Hines was first convicted of the crime in 1986, a year after the murder. Jenkins, an employee of the motel, was left in charge of the establishment while the owner was away. Hines had checked in during the early hours the night before, and later that morning another man, Ken Jones, checked in as well. 

A regular at the motel, Jones said no one was behind the counter so he took a room key and left a note for management before heading to a room. Upon opening up room 21, he discovered the body of Jenkins, stabbed and wrapped in a sheet. Police came and an investigation uncovered disturbing details that showed the maid was brutally stabbed in her private parts.  

Hours later, a group of college students found Hines stranded on the side of the road in Jenkin’s car. 

Hines said he’d hitchhiked his way into the stranded car with another man, but that story changed when he spoke to police. He admitted to stealing the vehicle but told officers he had no part in the murder.

He was arrested and eventually convicted of first-degree murder. On appeal to the Cincinnati-based Sixth Circuit, Hines argued his defense lawyer failed to note Jones had lied to police about his reason for being at the motel: to partake in a sexual encounter with someone other than his wife. 

James O. Martin, an attorney with the Middle District of Tennessee’s Office of the Federal Public Defender, called the dispute a “rare case” where Hines’ attorney put the interests of Jones’ illicit sexual affair not being exposed over the truth that should have made him a more likely suspect. 

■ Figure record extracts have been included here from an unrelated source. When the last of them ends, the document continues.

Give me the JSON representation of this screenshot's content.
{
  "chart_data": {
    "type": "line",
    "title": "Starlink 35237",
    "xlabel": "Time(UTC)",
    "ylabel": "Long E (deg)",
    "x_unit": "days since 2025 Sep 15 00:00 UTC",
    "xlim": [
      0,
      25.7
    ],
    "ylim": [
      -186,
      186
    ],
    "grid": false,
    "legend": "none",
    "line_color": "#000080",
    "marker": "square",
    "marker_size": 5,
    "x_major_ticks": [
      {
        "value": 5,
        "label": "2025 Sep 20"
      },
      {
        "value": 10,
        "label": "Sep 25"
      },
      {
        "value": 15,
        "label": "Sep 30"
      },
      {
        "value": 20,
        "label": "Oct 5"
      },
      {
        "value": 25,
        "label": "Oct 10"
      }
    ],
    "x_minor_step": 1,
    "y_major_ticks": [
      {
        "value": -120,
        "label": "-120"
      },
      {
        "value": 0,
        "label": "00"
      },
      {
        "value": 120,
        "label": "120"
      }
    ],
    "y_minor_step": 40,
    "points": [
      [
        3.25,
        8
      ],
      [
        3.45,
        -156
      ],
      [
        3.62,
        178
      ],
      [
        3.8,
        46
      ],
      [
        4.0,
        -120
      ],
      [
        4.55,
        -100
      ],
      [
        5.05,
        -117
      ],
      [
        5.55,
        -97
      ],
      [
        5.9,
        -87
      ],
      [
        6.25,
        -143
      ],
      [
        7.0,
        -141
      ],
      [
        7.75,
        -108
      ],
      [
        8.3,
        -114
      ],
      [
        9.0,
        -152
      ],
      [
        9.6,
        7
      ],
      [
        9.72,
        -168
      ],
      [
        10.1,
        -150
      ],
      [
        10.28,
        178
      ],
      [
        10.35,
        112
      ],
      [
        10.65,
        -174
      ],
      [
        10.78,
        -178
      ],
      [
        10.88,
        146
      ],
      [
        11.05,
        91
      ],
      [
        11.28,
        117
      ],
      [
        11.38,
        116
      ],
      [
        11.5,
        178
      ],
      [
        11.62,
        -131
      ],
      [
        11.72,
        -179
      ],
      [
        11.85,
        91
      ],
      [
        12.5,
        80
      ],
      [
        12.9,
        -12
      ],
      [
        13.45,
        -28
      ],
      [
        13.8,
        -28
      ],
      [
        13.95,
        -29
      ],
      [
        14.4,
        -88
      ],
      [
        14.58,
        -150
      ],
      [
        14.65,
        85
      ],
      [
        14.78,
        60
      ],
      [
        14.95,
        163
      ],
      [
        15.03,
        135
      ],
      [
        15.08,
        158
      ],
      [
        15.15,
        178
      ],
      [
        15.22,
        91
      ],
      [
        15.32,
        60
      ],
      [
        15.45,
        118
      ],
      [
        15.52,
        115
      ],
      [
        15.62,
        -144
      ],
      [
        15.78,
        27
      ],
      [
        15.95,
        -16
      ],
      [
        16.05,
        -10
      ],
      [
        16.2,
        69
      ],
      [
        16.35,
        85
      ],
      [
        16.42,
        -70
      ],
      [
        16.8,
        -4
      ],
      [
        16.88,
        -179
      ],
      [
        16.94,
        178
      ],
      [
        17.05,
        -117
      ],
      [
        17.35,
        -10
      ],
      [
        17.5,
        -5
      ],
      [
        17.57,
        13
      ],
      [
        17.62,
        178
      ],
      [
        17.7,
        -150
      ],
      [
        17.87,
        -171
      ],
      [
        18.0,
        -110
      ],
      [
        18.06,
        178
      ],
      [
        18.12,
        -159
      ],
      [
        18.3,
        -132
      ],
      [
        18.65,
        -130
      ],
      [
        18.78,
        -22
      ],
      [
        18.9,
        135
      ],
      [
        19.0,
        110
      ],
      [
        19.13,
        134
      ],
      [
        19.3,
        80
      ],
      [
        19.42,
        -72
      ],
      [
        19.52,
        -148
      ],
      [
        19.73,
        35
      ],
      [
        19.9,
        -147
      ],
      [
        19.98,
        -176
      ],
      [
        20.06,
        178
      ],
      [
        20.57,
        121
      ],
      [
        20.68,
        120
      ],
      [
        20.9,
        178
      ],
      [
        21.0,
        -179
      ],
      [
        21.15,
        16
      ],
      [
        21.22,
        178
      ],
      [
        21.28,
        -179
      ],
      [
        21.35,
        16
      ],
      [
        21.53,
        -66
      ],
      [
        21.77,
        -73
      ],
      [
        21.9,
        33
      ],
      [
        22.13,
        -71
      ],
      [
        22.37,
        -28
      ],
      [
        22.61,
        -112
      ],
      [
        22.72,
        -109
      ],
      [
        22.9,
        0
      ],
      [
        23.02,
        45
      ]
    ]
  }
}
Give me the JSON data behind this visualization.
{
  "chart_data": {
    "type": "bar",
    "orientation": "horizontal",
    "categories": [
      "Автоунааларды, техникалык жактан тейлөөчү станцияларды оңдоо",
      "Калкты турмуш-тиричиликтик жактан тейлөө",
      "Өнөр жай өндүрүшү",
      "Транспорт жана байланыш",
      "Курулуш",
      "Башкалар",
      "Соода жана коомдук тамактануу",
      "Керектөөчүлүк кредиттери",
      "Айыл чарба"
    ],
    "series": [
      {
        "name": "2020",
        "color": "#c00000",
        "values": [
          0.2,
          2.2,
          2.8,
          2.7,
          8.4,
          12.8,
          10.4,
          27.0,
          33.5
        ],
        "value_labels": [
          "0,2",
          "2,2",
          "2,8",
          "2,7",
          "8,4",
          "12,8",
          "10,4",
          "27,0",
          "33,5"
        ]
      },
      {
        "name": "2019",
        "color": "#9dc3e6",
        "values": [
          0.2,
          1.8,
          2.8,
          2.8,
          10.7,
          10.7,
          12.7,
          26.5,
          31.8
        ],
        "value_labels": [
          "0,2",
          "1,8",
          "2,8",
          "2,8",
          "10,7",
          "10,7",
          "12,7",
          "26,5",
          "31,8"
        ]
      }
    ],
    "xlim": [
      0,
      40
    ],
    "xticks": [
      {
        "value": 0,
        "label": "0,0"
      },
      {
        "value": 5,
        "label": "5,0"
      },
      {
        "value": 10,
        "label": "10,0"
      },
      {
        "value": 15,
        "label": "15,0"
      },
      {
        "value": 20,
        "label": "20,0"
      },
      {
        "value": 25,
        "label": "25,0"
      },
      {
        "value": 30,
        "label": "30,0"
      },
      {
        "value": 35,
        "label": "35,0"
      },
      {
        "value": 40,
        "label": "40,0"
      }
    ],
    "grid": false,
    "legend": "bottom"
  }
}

“Defense counsel’s agreement not to embarrass Mr. Jones allowed the prosecution to present a false story to the jury,” Martin wrote in a brief opposing the government’s appeal to the Supreme Court. “Defense counsel’s agreement kept the jury from hearing significant evidence that would have shown Mr. Jones had opportunity and motive to kill Mrs. Jenkins.” 

In an unpublished 2020 opinion, the Sixth Circuit found the failure to raise Jones’ real reason for being at the hotel could have created a “reasonable probability that the sentencing jury would have reached a different verdict.”

Without prosecutors’ Supreme Court appeal, Hines would have gotten a new trial and a chance to put the crime on Jones instead.

But in the state’s petition to the high court, Tennessee Attorney General Herbert H. Slatery argued Jones’ testimony and claims of his involvement in the crime wouldn’t impact the outcome of the evidence-heavy conviction handed down by jurors more than three decades ago.

“The timeline of events Jones gave in his deposition varied slightly from his trial testimony thirteen years earlier, but the bottom line remained the same: Jones knew ‘nothing’ about the murder other than finding Jenkins’s body at the motel and reporting it,” Slatery wrote. 

The Sixth Circuit’s ruling was based on Strickland v. Washington, a 1984 Supreme Court decision which established a “reasonable probability” standard when reviewing ineffective assistance claims. 

“Counsel’s general duty to investigate… takes on supreme importance to a defendant in the context of developing mitigating evidence to present to a judge or jury considering the sentence of death,” then-Justice Sandra Day O’Connor wrote for the majority in that case stemming from a collection of Florida capital murder charges.

But in Monday’s order, the high court noted the weight of evidence was too much for questions about other parties’ possible involvement to create a different outcome. 

“The Tennessee court reasonably looked to the substantial evidence of Hines’ guilt. And it reasonably rejected the ‘farfetched’ possibility that Jones committed and self-reported a gruesome murder, in the presence of a witness, at a place where he was well known to the staff,” the order states.

The unsigned order noted Justice Sonia Sotomayor dissented without comment. 

Attempts to reach Hines’ attorney or the Tennessee Attorney General’s Office for comment were not returned by press time.